Additionally, the FTC and the Department of Justice have proposed a major overhaul of their merger guidelines. The agencies put a draft update of the Merger Guidelines out for public comment in July. Significantly, the draft Merger Guidelines expressly focus on small acquisitions that may be part of a rollup strategy, noting that “[w]hen a merger is part of a series of multiple acquisitions, the agencies may examine the whole series.” This represents a potentially significant change. The agencies received more than 3,000 comments on the proposed new guidelines during the public comment period. It is not clear when the final guidelines will be issued.
Based on recent enforcement actions, including USAP, dealmakers should assume stricter scrutiny than under prior regimes.

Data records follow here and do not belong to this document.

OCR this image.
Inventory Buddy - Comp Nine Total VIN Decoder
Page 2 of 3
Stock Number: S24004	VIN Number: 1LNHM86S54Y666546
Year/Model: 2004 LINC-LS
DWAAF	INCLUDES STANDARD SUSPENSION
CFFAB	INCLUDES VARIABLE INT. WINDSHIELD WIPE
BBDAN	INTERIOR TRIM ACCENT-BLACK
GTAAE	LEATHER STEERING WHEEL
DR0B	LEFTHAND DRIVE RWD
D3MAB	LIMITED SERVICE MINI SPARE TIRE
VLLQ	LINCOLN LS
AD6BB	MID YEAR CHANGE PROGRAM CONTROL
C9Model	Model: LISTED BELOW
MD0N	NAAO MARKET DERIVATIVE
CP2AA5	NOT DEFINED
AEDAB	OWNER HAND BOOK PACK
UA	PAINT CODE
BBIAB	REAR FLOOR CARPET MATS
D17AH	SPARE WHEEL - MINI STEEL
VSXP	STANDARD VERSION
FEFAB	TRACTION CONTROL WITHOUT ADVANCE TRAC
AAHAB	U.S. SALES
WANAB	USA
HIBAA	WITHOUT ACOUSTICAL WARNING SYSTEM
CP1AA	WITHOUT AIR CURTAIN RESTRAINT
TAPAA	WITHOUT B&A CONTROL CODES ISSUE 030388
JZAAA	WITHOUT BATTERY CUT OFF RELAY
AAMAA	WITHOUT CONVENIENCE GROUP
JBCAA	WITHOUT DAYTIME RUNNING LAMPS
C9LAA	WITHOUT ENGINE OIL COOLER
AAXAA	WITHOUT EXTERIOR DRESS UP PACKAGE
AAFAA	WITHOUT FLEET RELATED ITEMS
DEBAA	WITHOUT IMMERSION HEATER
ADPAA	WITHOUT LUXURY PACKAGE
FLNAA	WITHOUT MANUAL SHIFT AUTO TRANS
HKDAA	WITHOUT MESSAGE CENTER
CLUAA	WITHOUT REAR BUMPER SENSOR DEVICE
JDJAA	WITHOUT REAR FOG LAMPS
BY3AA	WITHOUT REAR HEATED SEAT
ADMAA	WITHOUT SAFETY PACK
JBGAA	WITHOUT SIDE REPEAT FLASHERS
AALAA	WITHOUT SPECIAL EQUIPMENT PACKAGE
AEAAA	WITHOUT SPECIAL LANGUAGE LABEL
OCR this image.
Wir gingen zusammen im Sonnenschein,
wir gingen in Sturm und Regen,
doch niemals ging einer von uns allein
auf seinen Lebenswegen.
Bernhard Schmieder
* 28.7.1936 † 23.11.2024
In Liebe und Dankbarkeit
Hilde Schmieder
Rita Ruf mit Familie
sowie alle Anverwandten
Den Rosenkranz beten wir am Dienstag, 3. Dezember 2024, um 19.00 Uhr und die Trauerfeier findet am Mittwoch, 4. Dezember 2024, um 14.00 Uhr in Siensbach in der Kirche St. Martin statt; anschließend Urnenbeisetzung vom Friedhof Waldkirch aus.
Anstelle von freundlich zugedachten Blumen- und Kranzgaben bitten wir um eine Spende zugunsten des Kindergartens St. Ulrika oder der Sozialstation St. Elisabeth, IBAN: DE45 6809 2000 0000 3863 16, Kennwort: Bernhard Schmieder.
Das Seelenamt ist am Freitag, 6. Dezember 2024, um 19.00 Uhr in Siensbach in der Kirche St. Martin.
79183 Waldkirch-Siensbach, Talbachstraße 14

In a separate initiative earlier this year, the FTC announced a proposed rule that would prohibit employers from imposing noncompetes on their workers. In announcing the new rule, the FTC declared their perspective that noncompetition covenants constitute a pervasive and often coercive tactic to hold down wages, inhibit innovation and halt entrepreneurs from initiating new businesses. Over the course of this year, the FTC has been taking public comment on the proposed rule, which is based on the FTC’s preliminary finding that noncompetes constitute an unfair method of competition in violation of Section 5 of the Federal Trade Commission Act. While this new proposal would not apply to other forms of employment restrictions, such as nondisclosure agreements, the FTC has noted that other employment restrictions could fall under the new rule to the extent that they function as de facto noncompetes. A number of groups, including the Chamber of Commerce, have questioned FTC’s authority under the Federal Trade Commission Act to promulgate binding regulations related to “unfair methods of competition.” The new rule, if and when it becomes final, is likely to face litigation.
While state legislatures around the country (like Colorado and New York) have been tackling noncompetition covenants, most have included carve-outs for high earners and for protection of legitimate intellectual interests, particularly where developed by the departing employee, as well as noncompetes restricting a seller in connection with the sale of a business. It is unclear whether the FTC will permit these carve-outs from the proposed noncompete ban. Without these tools, businesses will need to identify other approaches to securing intellectual property from unfair competition and protecting the goodwill that they acquire upon an acquisition of a business.
While the FTC may yet permit carve-outs to its noncompete ban, it has articulated an aggressive stance against health care mergers generally and private equity-backed rollups specifically. Dealmakers should proceed with caution in navigating a challenging regulatory environment for competition issues.